What about USB networking devices?

Posted Jul 5, 2007 5:43 UTC (Thu) by HalfMoon (guest, #3211) [Link]

All networking drivers, USB or otherwise, hand packets off to be processed in a network tasklet. So no matter what that particular device's driver does, most of the work is already done in a tasklet.

If that USB networking device uses the "usbnet" framework, it won't do much at all in hardirq context. That driver just queues its RX packets to its own tasklet, then immediately resubmits the URB with a new skbuff. (And then the bulk-IN callback can be called immediately with the next packet. For high speed devices, it's quite realistic to get multiple back-to-back packets like that.) So: only "usb stuff" is done in hardirq context, and all the network stuff is done in a tasklet.

There are other USB network drivers which work differently, mostly older drivers for older chips ... thing is, to get the best throughput on a USB network device you need to maintain a queue of packets in the hardware, and only the usbnet framework does that.

Eliminating tasklets

Posted Jun 28, 2007 14:50 UTC (Thu) by arjan (subscriber, #36785) [Link] (2 responses)

if you do all work in the irq handler, latency will suck... remember that irq handlers often run with irq's disabled (and at minimum, it's own irq will not happen even if others might).

Offloading the "hard work" out of the hard irq handler means that you can service the hardware short and sweet, with the lowest latency possible. And that the longer taking work gets batched and processed effectively...

Eliminating tasklets

Posted Jun 29, 2007 21:15 UTC (Fri) by giraffedata (guest, #1954) [Link] (1 responses)

But note that the latency that gets improved is the latency of processing interrupts, not the latency of anything a process does. When you consider that a tasklet can't sleep and runs before the CPU returns to regular process stuff, and limit your view to single CPU systems, it isn't as clear that rescheduling interrupt handling for a different time helps any latency. A program that gets interrupted still is not going to get control back until all that interrupt processing is done.

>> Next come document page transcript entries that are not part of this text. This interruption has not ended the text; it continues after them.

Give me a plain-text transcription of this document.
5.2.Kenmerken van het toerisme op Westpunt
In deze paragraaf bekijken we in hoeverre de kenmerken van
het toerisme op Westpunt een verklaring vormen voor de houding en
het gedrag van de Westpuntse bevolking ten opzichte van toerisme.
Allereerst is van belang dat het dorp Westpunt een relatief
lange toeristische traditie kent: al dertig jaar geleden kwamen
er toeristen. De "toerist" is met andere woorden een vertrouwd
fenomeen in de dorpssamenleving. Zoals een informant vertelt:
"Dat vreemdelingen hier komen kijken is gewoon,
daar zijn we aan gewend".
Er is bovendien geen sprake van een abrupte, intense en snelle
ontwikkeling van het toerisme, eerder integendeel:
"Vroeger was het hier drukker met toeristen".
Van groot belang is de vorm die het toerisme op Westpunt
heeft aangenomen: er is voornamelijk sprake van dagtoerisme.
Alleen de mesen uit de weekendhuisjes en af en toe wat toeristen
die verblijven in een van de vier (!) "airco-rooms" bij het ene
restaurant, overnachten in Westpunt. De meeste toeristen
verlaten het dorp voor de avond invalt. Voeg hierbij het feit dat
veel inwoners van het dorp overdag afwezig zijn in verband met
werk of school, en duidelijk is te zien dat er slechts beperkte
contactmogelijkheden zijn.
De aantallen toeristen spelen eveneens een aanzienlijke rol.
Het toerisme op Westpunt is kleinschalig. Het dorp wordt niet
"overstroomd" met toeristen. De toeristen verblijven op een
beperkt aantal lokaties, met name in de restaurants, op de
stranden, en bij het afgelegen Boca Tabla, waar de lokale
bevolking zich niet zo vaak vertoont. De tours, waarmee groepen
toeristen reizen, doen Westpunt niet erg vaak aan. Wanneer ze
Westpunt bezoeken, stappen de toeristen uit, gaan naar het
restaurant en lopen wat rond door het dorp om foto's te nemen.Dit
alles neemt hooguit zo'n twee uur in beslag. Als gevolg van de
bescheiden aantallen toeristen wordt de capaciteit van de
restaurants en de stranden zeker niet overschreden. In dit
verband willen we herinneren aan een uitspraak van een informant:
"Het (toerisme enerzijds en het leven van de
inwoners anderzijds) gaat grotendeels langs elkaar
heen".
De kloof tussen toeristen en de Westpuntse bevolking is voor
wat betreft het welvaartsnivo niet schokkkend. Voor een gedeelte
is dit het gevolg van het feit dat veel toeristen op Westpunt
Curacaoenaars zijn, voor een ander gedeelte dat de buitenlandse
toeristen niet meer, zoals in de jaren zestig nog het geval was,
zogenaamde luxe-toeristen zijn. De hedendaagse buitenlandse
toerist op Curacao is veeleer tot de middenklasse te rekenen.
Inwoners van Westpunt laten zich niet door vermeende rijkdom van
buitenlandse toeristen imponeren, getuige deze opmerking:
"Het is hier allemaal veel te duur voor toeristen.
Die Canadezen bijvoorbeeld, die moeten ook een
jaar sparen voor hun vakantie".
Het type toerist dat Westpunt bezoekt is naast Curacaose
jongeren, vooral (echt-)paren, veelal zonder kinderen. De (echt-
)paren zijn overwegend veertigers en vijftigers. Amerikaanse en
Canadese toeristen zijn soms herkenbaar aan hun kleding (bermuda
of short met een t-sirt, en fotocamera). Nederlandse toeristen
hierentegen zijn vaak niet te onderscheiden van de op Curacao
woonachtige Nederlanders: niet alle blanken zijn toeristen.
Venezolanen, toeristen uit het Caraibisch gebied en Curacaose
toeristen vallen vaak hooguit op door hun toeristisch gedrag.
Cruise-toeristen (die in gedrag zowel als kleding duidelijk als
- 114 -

Here's the latency that gets improved: Consider 10 interrupts of the same class that happen one after another. The first 9 take 1ms to service and nobody's urgently waiting for the result. #10 only takes a microsecond, and if you don't respond within 1ms, expensive hardware will go idle. Without tasklets, those interrupts get serviced in order of arrival, so expensive hardware will be idle for 8 ms. With tasklets, you make the code for 1-9 reschedule their work to tasklets (only takes a microsecond to reschedule) and #10 completes in 10 microseconds, soon enough to keep the expensive hardware busy.

Eliminating tasklets

Posted Jun 30, 2007 6:47 UTC (Sat) by dlang (guest, #313) [Link]

with workqueues it's not the case that all the interrupt related processing must be completed before userspace gets a chance to run again. with tasklets that is the case. so the switch means that a userspace program that's waiting for some data doesn't need to keep getting delayed while the spu is handling other incomeing data.